Treasurer-paymaster,

idealistic hero disguised as a banker, through whom I paradoxically praise spending.

Now, Bacon is someone who, in his ethos, never stopped exerting himself.

The physical expenditure, the desire for prodigality and ruin for him are not an interlude, in my opinion, but a way of remaining at the height of what is happening in a senseless and enlightened way when he paints.

As if the fallout was so terrible that it was necessary to restore oneself to a form of intoxication by all means.

From noon until the middle of the night, Bacon spent his time drinking and partying with friends, in an almost athletic way...

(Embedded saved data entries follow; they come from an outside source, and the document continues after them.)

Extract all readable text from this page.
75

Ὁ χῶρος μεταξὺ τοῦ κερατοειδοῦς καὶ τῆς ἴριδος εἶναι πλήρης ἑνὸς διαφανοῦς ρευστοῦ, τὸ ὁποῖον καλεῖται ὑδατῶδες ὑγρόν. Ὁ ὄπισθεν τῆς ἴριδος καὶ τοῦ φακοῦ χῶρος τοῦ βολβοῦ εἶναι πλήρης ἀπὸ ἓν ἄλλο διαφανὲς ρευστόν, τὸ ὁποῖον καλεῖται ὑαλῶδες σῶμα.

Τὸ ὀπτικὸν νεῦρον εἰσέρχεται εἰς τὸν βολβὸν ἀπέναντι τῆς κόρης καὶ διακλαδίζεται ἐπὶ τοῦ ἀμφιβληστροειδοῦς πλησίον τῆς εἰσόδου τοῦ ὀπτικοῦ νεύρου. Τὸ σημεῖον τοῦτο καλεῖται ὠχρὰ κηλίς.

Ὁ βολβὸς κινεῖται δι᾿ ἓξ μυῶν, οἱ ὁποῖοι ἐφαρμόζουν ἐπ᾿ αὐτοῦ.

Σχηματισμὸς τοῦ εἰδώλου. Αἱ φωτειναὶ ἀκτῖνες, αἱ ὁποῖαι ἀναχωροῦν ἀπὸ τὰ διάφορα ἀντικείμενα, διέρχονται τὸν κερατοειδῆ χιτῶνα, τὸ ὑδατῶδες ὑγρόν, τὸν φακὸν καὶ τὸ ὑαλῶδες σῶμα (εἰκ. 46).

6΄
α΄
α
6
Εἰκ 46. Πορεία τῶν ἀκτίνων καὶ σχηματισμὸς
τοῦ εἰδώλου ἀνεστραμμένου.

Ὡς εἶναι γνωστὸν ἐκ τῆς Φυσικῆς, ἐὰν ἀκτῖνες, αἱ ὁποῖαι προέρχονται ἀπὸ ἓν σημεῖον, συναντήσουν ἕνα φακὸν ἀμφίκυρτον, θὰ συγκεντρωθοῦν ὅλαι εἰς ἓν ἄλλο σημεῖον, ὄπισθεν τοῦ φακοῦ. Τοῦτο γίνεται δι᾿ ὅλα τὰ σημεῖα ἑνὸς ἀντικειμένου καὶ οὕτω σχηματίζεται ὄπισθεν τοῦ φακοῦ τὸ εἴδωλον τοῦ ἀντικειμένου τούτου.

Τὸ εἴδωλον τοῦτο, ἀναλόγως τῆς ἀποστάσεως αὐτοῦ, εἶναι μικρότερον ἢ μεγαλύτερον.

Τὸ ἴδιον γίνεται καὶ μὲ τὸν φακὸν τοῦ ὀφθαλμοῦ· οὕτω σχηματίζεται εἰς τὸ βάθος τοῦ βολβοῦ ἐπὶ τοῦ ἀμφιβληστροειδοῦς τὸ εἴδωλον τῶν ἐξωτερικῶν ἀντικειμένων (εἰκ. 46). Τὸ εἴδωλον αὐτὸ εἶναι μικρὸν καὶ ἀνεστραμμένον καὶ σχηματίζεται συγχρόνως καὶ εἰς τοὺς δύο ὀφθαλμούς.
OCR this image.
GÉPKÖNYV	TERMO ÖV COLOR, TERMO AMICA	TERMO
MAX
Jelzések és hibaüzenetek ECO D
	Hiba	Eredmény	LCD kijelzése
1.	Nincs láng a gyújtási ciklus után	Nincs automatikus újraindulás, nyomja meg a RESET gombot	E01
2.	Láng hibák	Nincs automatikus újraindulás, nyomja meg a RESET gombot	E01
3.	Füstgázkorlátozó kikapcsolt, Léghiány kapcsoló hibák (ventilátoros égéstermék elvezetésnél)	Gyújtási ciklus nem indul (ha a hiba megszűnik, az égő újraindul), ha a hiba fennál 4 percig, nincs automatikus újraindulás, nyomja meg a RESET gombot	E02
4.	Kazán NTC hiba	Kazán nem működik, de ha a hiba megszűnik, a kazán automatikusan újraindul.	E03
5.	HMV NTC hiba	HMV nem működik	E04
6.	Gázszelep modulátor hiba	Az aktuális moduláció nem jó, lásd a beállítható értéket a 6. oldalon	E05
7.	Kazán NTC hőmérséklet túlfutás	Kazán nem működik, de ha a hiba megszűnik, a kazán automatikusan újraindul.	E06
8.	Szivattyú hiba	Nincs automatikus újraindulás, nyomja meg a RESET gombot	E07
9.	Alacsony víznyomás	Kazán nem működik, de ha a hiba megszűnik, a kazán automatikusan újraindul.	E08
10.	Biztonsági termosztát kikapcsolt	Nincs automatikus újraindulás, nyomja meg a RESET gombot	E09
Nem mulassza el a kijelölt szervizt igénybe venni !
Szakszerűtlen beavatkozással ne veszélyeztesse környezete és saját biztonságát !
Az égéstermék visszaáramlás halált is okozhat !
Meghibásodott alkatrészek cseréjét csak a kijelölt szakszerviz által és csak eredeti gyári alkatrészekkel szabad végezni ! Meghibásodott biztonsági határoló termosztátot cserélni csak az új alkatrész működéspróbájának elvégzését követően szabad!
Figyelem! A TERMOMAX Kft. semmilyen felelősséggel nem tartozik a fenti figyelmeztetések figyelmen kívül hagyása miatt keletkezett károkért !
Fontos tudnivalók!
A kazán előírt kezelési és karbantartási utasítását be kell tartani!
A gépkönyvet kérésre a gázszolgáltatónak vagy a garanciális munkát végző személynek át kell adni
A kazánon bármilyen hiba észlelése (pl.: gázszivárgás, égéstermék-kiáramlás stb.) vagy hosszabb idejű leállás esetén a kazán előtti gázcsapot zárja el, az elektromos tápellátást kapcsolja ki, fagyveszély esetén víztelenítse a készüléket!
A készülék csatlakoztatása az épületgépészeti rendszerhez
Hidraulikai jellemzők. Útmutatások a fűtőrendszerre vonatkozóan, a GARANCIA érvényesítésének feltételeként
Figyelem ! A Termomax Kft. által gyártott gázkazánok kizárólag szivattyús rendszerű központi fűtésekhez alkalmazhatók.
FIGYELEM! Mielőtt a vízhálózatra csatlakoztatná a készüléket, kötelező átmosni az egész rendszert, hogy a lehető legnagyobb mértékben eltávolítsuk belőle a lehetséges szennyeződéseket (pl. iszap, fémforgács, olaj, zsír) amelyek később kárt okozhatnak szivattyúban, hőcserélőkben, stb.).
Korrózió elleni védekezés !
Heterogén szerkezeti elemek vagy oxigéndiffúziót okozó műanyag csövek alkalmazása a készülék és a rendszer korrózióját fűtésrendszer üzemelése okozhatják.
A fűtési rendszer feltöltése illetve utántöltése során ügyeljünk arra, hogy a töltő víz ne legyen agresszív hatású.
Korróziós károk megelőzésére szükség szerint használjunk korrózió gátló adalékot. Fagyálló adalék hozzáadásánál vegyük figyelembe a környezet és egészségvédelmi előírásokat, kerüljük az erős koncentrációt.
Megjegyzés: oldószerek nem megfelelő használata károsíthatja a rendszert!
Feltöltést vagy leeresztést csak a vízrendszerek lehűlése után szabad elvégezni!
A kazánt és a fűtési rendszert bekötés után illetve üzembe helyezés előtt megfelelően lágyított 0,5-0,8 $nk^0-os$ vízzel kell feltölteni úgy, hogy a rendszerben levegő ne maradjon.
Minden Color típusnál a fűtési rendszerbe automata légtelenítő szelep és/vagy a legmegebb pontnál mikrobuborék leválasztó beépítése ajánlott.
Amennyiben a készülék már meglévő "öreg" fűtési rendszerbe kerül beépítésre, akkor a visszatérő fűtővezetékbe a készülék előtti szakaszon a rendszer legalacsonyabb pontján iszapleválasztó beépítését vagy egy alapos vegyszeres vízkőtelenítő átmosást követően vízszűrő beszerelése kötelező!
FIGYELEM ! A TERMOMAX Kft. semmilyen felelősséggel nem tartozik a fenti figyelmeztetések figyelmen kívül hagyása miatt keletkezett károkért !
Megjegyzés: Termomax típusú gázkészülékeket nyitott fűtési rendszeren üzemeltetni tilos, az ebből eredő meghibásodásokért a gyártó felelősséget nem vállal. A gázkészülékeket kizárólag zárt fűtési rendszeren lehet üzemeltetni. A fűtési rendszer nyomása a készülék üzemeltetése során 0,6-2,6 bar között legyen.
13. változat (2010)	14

Painting offers an initiation, like music: it is language without words

Yannick Haenel

Why do you link blue to the erotic?


I am thinking of a painting,

The Wrestlers,

dating from 1953, where Bacon masked, through a wrestling scene, a sexual relationship.

You have to imagine the effect produced at this time in Great Britain, especially since the character at the bottom, with a grimace of enjoyment on his face, is immediately recognizable: it is Bacon.

He offers himself making love in front of the art world and his country.

This painting, offered to Lucian Freud, captivates me because I do not see it at all as a provocation but an invitation to enter the chamber of pleasures.

Besides that it shows a line of the lover's back, from above, absolutely marvelous, ice blue-white.

With this spine painted like the crest of a mountain, emerges, at the place where the two bodies connect, something both explosive and modest: royal blue.

For such a demonstrative painter, it is no small thing to choose to represent the unfigurable of sex with great violence... but also with great delicacy.

With this text, I modestly invite you to see the blue beneath the carcasses.

Faced with animals, humans, everything that decays, there is a form of sorrow and pity in Bacon.

“Bleu Bacon”, by Yannick Haenel, Éditions Stock, “My Night at the Museum” collection, 227 p., €19.50.